Panic? As an English professor, I don't think so. Whenever I teach literature to non-majors, I make a case about the importance of the course, and I do that regardless of the value of the Dow that week.
I talk to my students about how reading old books can help us understand our own lives. I try to show them how reading about times and places far away and long ago can help give us perspective on our own time and place -- precisely because of the temporal and geographical distance that allows a more dispassionate perspective.
I also remind them that a lot of what they'll be doing when they go off and do desk jobs is writing email messages (and maybe even the occasional memo) in which they have to try to persuade people to see or do things their way. All the reading and writing they do in their college humanities courses will help them learn how to persuade their co-workers to collaborate and their bosses to give them promotions or raises.
Degrees in history and political science (a field of the humanities, despite the name) seem to be a common qualification for political office: President Obama, Hillary Clinton, George Bush (lest you accuse me of liberal bias), John F. Kennedy, and Joe Biden all majored in one or the other (or, in Biden's case, both).

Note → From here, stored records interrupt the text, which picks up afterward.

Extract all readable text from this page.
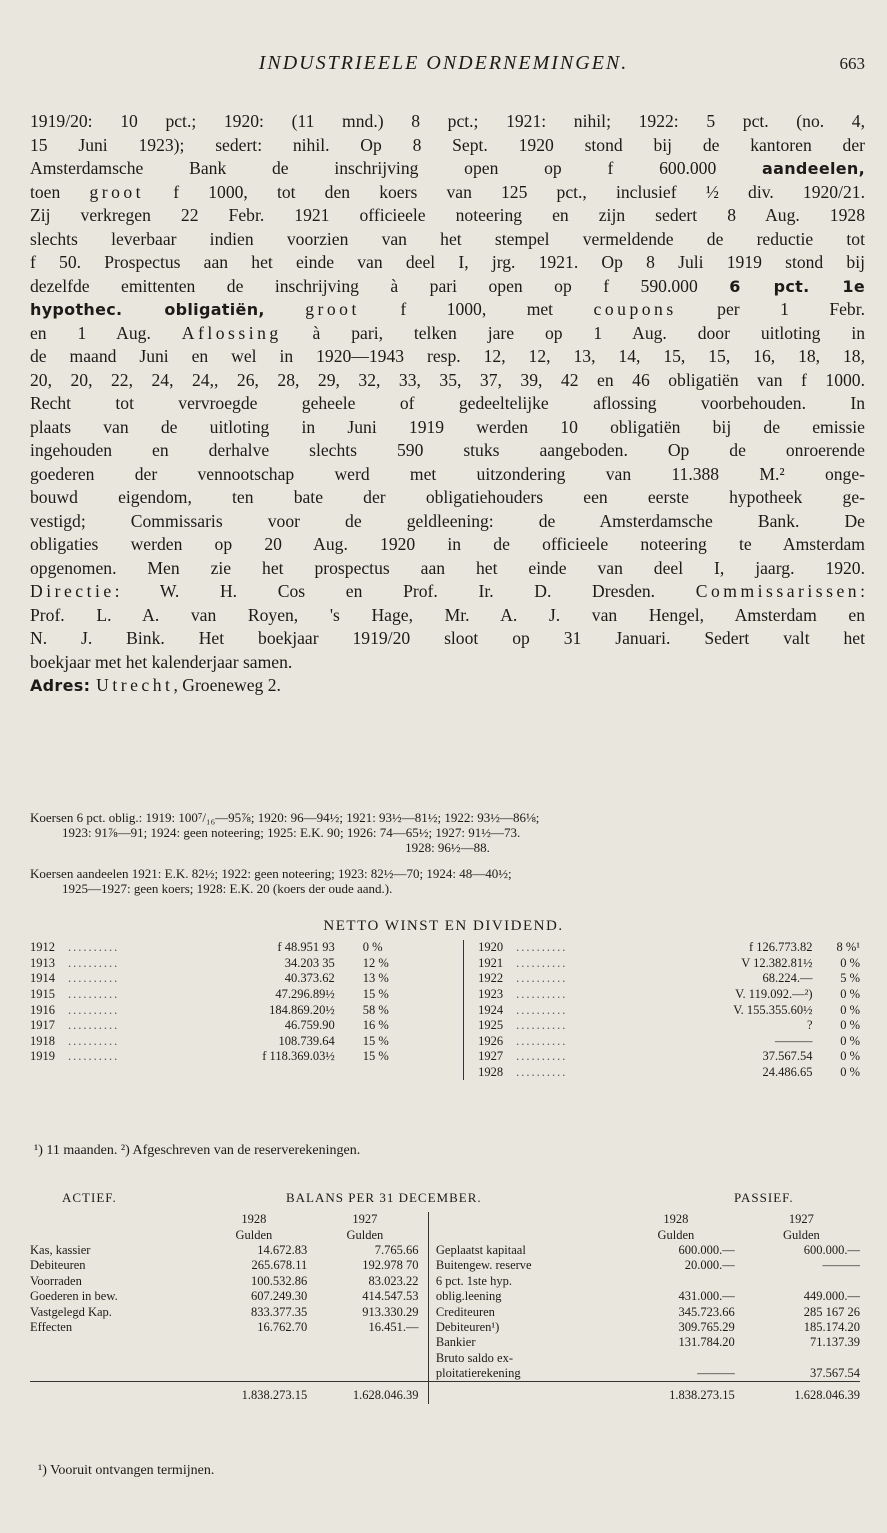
INDUSTRIEELE ONDERNEMINGEN.	663
1919/20: 10 pct.; 1920: (11 mnd.) 8 pct.; 1921: nihil; 1922: 5 pct. (no. 4,
15 Juni 1923); sedert: nihil. Op 8 Sept. 1920 stond bij de kantoren der
Amsterdamsche Bank de inschrijving open op f 600.000 aandeelen,
toen groot f 1000, tot den koers van 125 pct., inclusief ½ div. 1920/21.
Zij verkregen 22 Febr. 1921 officieele noteering en zijn sedert 8 Aug. 1928
slechts leverbaar indien voorzien van het stempel vermeldende de reductie tot
f 50. Prospectus aan het einde van deel I, jrg. 1921. Op 8 Juli 1919 stond bij
dezelfde emittenten de inschrijving à pari open op f 590.000 6 pct. 1e
hypothec. obligatiën, groot f 1000, met coupons per 1 Febr.
en 1 Aug. Aflossing à pari, telken jare op 1 Aug. door uitloting in
de maand Juni en wel in 1920—1943 resp. 12, 12, 13, 14, 15, 15, 16, 18, 18,
20, 20, 22, 24, 24,, 26, 28, 29, 32, 33, 35, 37, 39, 42 en 46 obligatiën van f 1000.
Recht tot vervroegde geheele of gedeeltelijke aflossing voorbehouden. In
plaats van de uitloting in Juni 1919 werden 10 obligatiën bij de emissie
ingehouden en derhalve slechts 590 stuks aangeboden. Op de onroerende
goederen der vennootschap werd met uitzondering van 11.388 M.² onge-
bouwd eigendom, ten bate der obligatiehouders een eerste hypotheek ge-
vestigd; Commissaris voor de geldleening: de Amsterdamsche Bank. De
obligaties werden op 20 Aug. 1920 in de officieele noteering te Amsterdam
opgenomen. Men zie het prospectus aan het einde van deel I, jaarg. 1920.
Directie: W. H. Cos en Prof. Ir. D. Dresden. Commissarissen:
Prof. L. A. van Royen, 's Hage, Mr. A. J. van Hengel, Amsterdam en
N. J. Bink. Het boekjaar 1919/20 sloot op 31 Januari. Sedert valt het
boekjaar met het kalenderjaar samen.
Adres: Utrecht, Groeneweg 2.
Koersen 6 pct. oblig.: 1919: 100⁷/₁₆—95⅞; 1920: 96—94½; 1921: 93½—81½; 1922: 93½—86⅛;
1923: 91⅞—91; 1924: geen noteering; 1925: E.K. 90; 1926: 74—65½; 1927: 91½—73.
1928: 96½—88.
Koersen aandeelen 1921: E.K. 82½; 1922: geen noteering; 1923: 82½—70; 1924: 48—40½;
1925—1927: geen koers; 1928: E.K. 20 (koers der oude aand.).
NETTO WINST EN DIVIDEND.
1912	..........	f 48.951 93	0 %		1920	..........	f 126.773.82	8 %¹
1913	..........	34.203 35	12 %		1921	..........	V 12.382.81½	0 %
1914	..........	40.373.62	13 %		1922	..........	68.224.—	5 %
1915	..........	47.296.89½	15 %		1923	..........	V. 119.092.—²)	0 %
1916	..........	184.869.20½	58 %		1924	..........	V. 155.355.60½	0 %
1917	..........	46.759.90	16 %		1925	..........	?	0 %
1918	..........	108.739.64	15 %		1926	..........	———	0 %
1919	..........	f 118.369.03½	15 %		1927	..........	37.567.54	0 %
					1928	..........	24.486.65	0 %
¹) 11 maanden. ²) Afgeschreven van de reserverekeningen.
ACTIEF.	BALANS PER 31 DECEMBER.	PASSIEF.
	1928	1927			1928	1927
	Gulden	Gulden			Gulden	Gulden
Kas, kassier	14.672.83	7.765.66		Geplaatst kapitaal	600.000.—	600.000.—
Debiteuren	265.678.11	192.978 70		Buitengew. reserve	20.000.—	———
Voorraden	100.532.86	83.023.22		6 pct. 1ste hyp.		
Goederen in bew.	607.249.30	414.547.53		oblig.leening	431.000.—	449.000.—
Vastgelegd Kap.	833.377.35	913.330.29		Crediteuren	345.723.66	285 167 26
Effecten	16.762.70	16.451.—		Debiteuren¹)	309.765.29	185.174.20
				Bankier	131.784.20	71.137.39
				Bruto saldo ex-		
				ploitatierekening	———	37.567.54
	1.838.273.15	1.628.046.39			1.838.273.15	1.628.046.39
¹) Vooruit ontvangen termijnen.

Some famous English majors include the astronaut Sally Ride, New York state governor Mario Cuomo, Superman -- well, okay, the actor Christopher Reeves, as well as other acting greats like Paul Newman, Emma Thompson, Susan Sarandon, and Harrison Ford. Penn State's football coach Joe Paterno was an English major; so was Harold Varmus, who won a Nobel prize in medicine, as well as baseball commissioner A. Bartlett Giamatti.
History, English, anthropology, political science, and other fields in the humanities teach students to think and to write, to ask questions and to keep learning. The world has been in a state of constant change for the past century, and it doesn't look as though this is going to change in the coming generations.
We need leaders who can think, who can ask hard questions, and who can adapt to change. We also need a society composed of people who can do these things -- who can ask the hard questions of the elected officials and help move the nation and the world forward in peace and prosperity into the next generations.
And me? I majored in philosophy as an undergraduate, and then moved on to graduate degrees in literature.
Education in a career-oriented field prepares students for a career. Education in the humanities prepares students to learn the fundamentals of a variety of different careers. It prepares them for life.